Брейди широко раскрыл глаза и подался вперед.

— Так вы дочь Гарри Даннинга! Как он? Я ничего о нем не слышал с тех пор, как мы расстались в Нью-Йорке, когда закончили эту плотину в Зембе. Он, кажется, собирался поехать в Гватемалу?

Она кивнула, взволнованно теребя в руках сумочку.

— Он умер, мистер Брейди. Умер в Кобане полтора месяца назад — упал с большой высоты и разбился.

Брейди был глубоко потрясен.

— Мне очень жаль, — сказал он неловко. — Ваш отец был моим близким другом.

— То же самое и он говорил мне о вас, — сказала она. — Я вылетела, как только мне сообщили о несчастье. Я пробыла рядом с ним два дня до его смерти. Он слышал о том, что вы попали в беду. Он сказал мне, что вы никогда не могли бы такого сделать.
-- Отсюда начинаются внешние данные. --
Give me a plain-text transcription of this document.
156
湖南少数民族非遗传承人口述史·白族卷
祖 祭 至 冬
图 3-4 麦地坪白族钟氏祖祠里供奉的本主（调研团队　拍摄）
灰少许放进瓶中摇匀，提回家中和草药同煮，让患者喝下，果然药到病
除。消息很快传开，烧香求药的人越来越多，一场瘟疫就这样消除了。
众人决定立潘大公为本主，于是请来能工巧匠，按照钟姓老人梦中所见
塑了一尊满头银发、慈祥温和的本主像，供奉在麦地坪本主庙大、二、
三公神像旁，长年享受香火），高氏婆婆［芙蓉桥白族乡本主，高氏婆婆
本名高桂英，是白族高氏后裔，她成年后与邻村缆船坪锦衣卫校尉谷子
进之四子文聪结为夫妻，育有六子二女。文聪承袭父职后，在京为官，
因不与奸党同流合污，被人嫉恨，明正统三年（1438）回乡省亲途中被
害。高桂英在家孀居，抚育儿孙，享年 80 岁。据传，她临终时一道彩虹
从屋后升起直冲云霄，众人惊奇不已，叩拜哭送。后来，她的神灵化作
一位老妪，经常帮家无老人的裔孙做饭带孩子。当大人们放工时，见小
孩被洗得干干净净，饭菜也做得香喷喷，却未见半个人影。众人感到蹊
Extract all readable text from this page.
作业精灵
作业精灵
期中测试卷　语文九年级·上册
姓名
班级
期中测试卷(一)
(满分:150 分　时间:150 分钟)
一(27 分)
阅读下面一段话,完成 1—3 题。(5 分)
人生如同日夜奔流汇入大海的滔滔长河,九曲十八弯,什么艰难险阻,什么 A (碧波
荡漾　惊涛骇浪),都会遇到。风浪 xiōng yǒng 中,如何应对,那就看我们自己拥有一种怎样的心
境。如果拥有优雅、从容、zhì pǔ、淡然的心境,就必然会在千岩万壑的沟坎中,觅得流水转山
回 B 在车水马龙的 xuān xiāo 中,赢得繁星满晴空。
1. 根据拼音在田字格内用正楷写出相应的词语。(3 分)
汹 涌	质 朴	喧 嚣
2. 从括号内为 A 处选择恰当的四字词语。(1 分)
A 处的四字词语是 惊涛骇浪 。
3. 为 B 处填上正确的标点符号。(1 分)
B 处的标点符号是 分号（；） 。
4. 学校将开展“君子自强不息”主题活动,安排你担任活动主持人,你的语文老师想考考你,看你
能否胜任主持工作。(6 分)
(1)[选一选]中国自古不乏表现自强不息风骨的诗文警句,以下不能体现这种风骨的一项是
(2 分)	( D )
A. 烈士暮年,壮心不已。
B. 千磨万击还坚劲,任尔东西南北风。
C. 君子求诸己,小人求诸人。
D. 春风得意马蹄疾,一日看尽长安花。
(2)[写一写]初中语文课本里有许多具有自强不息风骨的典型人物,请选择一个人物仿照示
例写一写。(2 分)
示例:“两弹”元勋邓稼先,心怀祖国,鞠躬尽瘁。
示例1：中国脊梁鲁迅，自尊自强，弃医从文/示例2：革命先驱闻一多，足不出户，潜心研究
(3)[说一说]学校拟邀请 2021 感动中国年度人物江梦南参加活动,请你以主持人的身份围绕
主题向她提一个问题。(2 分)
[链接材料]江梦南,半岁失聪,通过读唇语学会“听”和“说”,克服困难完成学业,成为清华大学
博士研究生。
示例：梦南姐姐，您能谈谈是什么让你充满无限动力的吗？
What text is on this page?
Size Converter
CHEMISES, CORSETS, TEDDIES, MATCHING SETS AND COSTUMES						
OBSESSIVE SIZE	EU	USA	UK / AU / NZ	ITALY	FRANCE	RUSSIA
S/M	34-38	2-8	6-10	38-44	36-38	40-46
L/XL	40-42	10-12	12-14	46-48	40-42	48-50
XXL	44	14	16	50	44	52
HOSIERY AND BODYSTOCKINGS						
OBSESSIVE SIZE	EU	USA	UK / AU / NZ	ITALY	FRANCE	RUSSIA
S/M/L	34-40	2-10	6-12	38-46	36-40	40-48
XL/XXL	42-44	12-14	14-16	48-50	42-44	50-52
Что вы наверняка говорили правду. Он сказал, что вы однажды спасли ему жизнь.

— Приятно сознавать, что кто-то поверил мне, — сказал Брейди.

Она открыла сумочку и достала старомодные серебряные часы с цепочкой. Она поднесла их поближе к металлической сетке, так чтобы он мог их как следует разглядеть.

— Он хотел передать вам это. Он попросил меня, чтобы я отдала их вам в руки. Думаю, я могла бы передать это начальнику тюрьмы, чтобы он приложил их к вашим вещам.

Брейди слегка покачал головой.

— Здесь они мне не нужны. Лучше сохраните их для меня.

— Вы правда этого хотите? — спросила девушка.

Брейди кивнул.

— Я могу отсюда выйти раньше, чем вы думаете, тогда вы сможете отдать это лично мне в руки.